If games are canceled for a number of weeks or months, ESPN may be forced to get creative. Here are some potential options beyond SportsCenter and the network’s regularly scheduled studio shows, which may run dry of news and “hot takes” if cancellations drag on:
- 30 for 30 documentaries: ESPN has produced 88 “30 for 30” sports documentaries, all of which are available on demand with an ESPN+ subscription. ESPN has previously aired the documentaries to fill time when games are postponed due to weather.
- Esports: Live streams of video gamers competing have drawn millions of viewers on Amazon’s Twitch and would be a rare example of live programming that could go on during a widespread coronavirus quarantine, as players could compete at home or without live audiences. Pete Vlastelica, the CEO of Activision Blizzard Esports, tweeted Wednesday that matches would continue, though events would be canceled. Activision Blizzard owns the Overwatch League and Call of Duty League, which feature professional esports players and tournaments.
“Given that nearly every major sporting event is currently cancelled or on hold with the exception of the UFC, I think it’s very possible we see game developers who have the biggest esports titles such as Activision Blizzard, Riot (League of Legends), Epic (Fortnite, Rocket League), and Valve (Counter-Strike, Dota) initiate discussions with major media organizations like ESPN and Turner, who have already broadcasted esports before,” said Rod Breslau, an Esports journalist and consultant.
- Ad hoc programming: ESPN could develop new interview shows with on-hiatus athletes and coaches and will likely work with professional sports leagues to create new content as replacement programming.

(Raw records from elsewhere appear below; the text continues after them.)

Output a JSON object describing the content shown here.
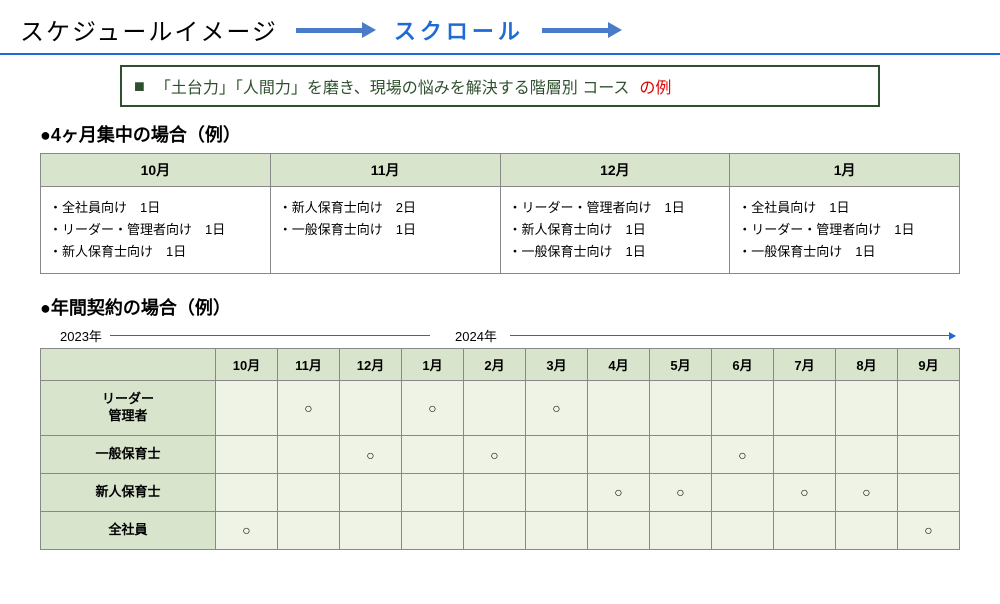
{
  "header": {
    "title": "スケジュールイメージ",
    "scroll_label": "スクロール"
  },
  "banner": {
    "square": "■",
    "text_main": "「土台力」「人間力」を磨き、現場の悩みを解決する階層別 コース",
    "text_red": "の例"
  },
  "section1": {
    "heading": "●4ヶ月集中の場合（例）",
    "months": [
      "10月",
      "11月",
      "12月",
      "1月"
    ],
    "cells": [
      "・全社員向け　1日\n・リーダー・管理者向け　1日\n・新人保育士向け　1日",
      "・新人保育士向け　2日\n・一般保育士向け　1日",
      "・リーダー・管理者向け　1日\n・新人保育士向け　1日\n・一般保育士向け　1日",
      "・全社員向け　1日\n・リーダー・管理者向け　1日\n・一般保育士向け　1日"
    ]
  },
  "section2": {
    "heading": "●年間契約の場合（例）",
    "year1": "2023年",
    "year2": "2024年",
    "months": [
      "10月",
      "11月",
      "12月",
      "1月",
      "2月",
      "3月",
      "4月",
      "5月",
      "6月",
      "7月",
      "8月",
      "9月"
    ],
    "rows": [
      {
        "label": "リーダー\n管理者",
        "marks": [
          "",
          "○",
          "",
          "○",
          "",
          "○",
          "",
          "",
          "",
          "",
          "",
          ""
        ]
      },
      {
        "label": "一般保育士",
        "marks": [
          "",
          "",
          "○",
          "",
          "○",
          "",
          "",
          "",
          "○",
          "",
          "",
          ""
        ]
      },
      {
        "label": "新人保育士",
        "marks": [
          "",
          "",
          "",
          "",
          "",
          "",
          "○",
          "○",
          "",
          "○",
          "○",
          ""
        ]
      },
      {
        "label": "全社員",
        "marks": [
          "○",
          "",
          "",
          "",
          "",
          "",
          "",
          "",
          "",
          "",
          "",
          "○"
        ]
      }
    ],
    "mark_symbol": "○"
  },
  "colors": {
    "arrow": "#4a7bc8",
    "scroll_text": "#1e6bd6",
    "header_bg": "#d8e4cc",
    "cell_bg": "#eef3e6",
    "banner_border": "#2f4f2f",
    "red": "#e00000"
  }
}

- Library content: Longtime ESPN viewers may remember enjoying afternoon programming of “World’s Strongest Man” competitions or “Home Run Derby” from 1959 featuring Willie Mays, Ernie Banks, Mickey Mantle and others. ESPN could tap programming from ESPN Classic, which has been dropped as a linear network by most major pay-TV providers.
- Re-runs of classic games: ESPN owns the rights to thousands of classic games in many sports and could choose to air games with new or live commentary from players and coaches who participated in the events.

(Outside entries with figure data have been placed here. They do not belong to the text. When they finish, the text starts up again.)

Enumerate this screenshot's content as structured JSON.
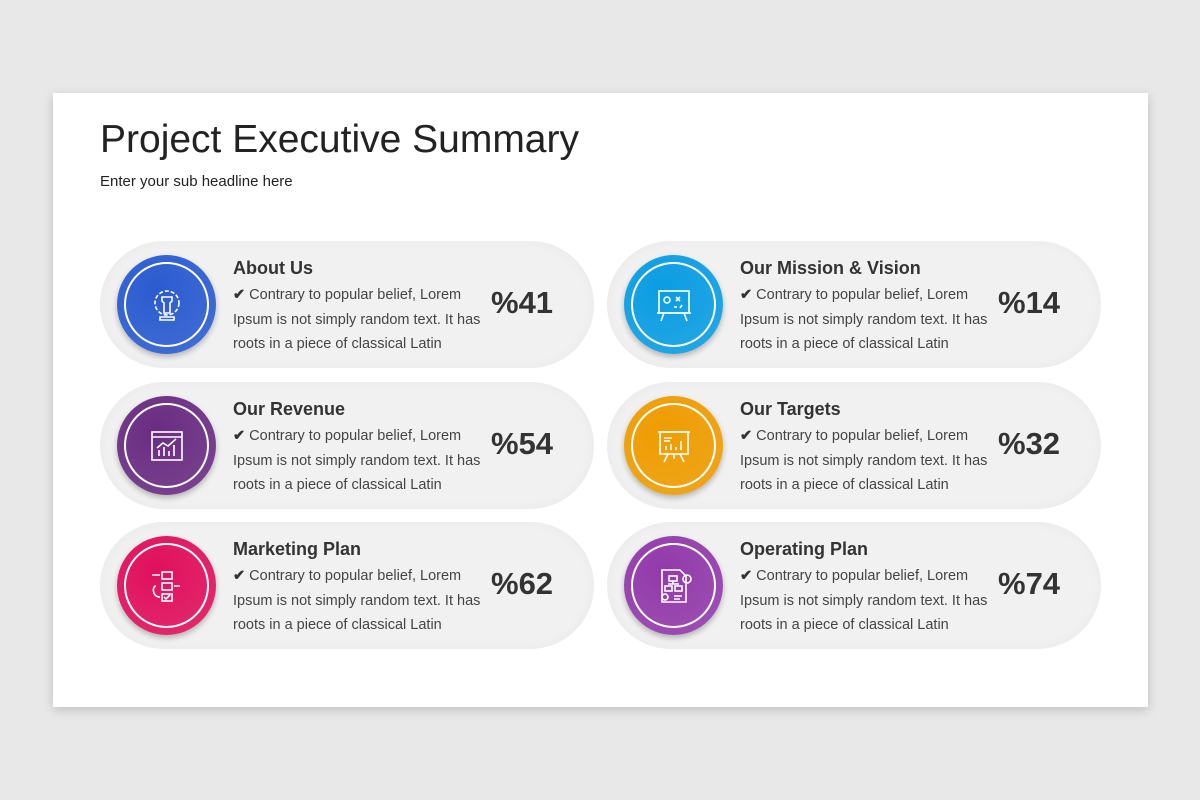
{
  "header": {
    "title": "Project Executive Summary",
    "subtitle": "Enter your sub headline here"
  },
  "cards": [
    {
      "title": "About Us",
      "body": "Contrary to popular belief, Lorem Ipsum is not simply random text. It has roots in a piece of classical Latin",
      "percent": "%41",
      "icon": "chess-gear-icon",
      "color": "#2a5bd0"
    },
    {
      "title": "Our Mission & Vision",
      "body": "Contrary to popular belief, Lorem Ipsum is not simply random text. It has roots in a piece of classical Latin",
      "percent": "%14",
      "icon": "strategy-board-icon",
      "color": "#0a9de2"
    },
    {
      "title": "Our Revenue",
      "body": "Contrary to popular belief, Lorem Ipsum is not simply random text. It has roots in a piece of classical Latin",
      "percent": "%54",
      "icon": "revenue-chart-icon",
      "color": "#6a2c82"
    },
    {
      "title": "Our Targets",
      "body": "Contrary to popular belief, Lorem Ipsum is not simply random text. It has roots in a piece of classical Latin",
      "percent": "%32",
      "icon": "presentation-chart-icon",
      "color": "#ef9c00"
    },
    {
      "title": "Marketing Plan",
      "body": "Contrary to popular belief, Lorem Ipsum is not simply random text. It has roots in a piece of classical Latin",
      "percent": "%62",
      "icon": "workflow-icon",
      "color": "#e0105c"
    },
    {
      "title": "Operating Plan",
      "body": "Contrary to popular belief, Lorem Ipsum is not simply random text. It has roots in a piece of classical Latin",
      "percent": "%74",
      "icon": "document-plan-icon",
      "color": "#923aaa"
    }
  ],
  "check_icon": "✔"
}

However ESPN decides to fill air time, nothing like this — entire leagues cancelled for weeks or potentially months — has ever happened before in the network’s history. The unprecedented turn of events will be a test for president Jimmy Pitaro, just two years into his job, and new Disney CEO Bob Chapek, who less than a month ago.

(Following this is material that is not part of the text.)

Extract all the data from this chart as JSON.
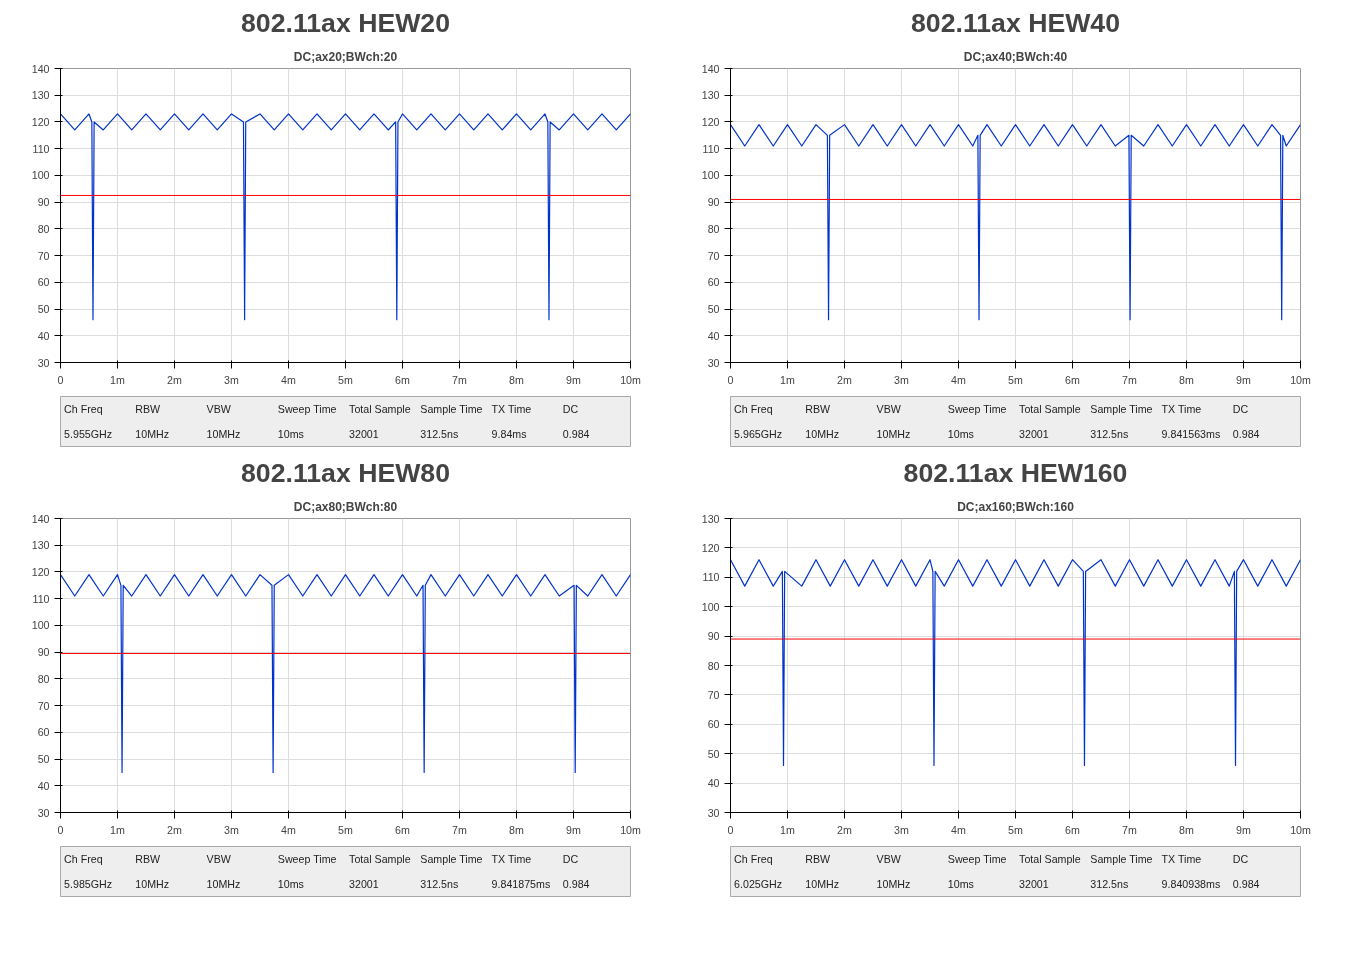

Disney is also closing its theme parks, including Disney World and Disneyland in the U.S., for the remainder of March. The company will have to hope that Disney+, its on-demand streaming service, will pick up millions of new subscribers with parents and kids stuck at home under quarantine, to blunt the impending loss of revenue in what will almost certainly be a rough first and second quarter of 2020.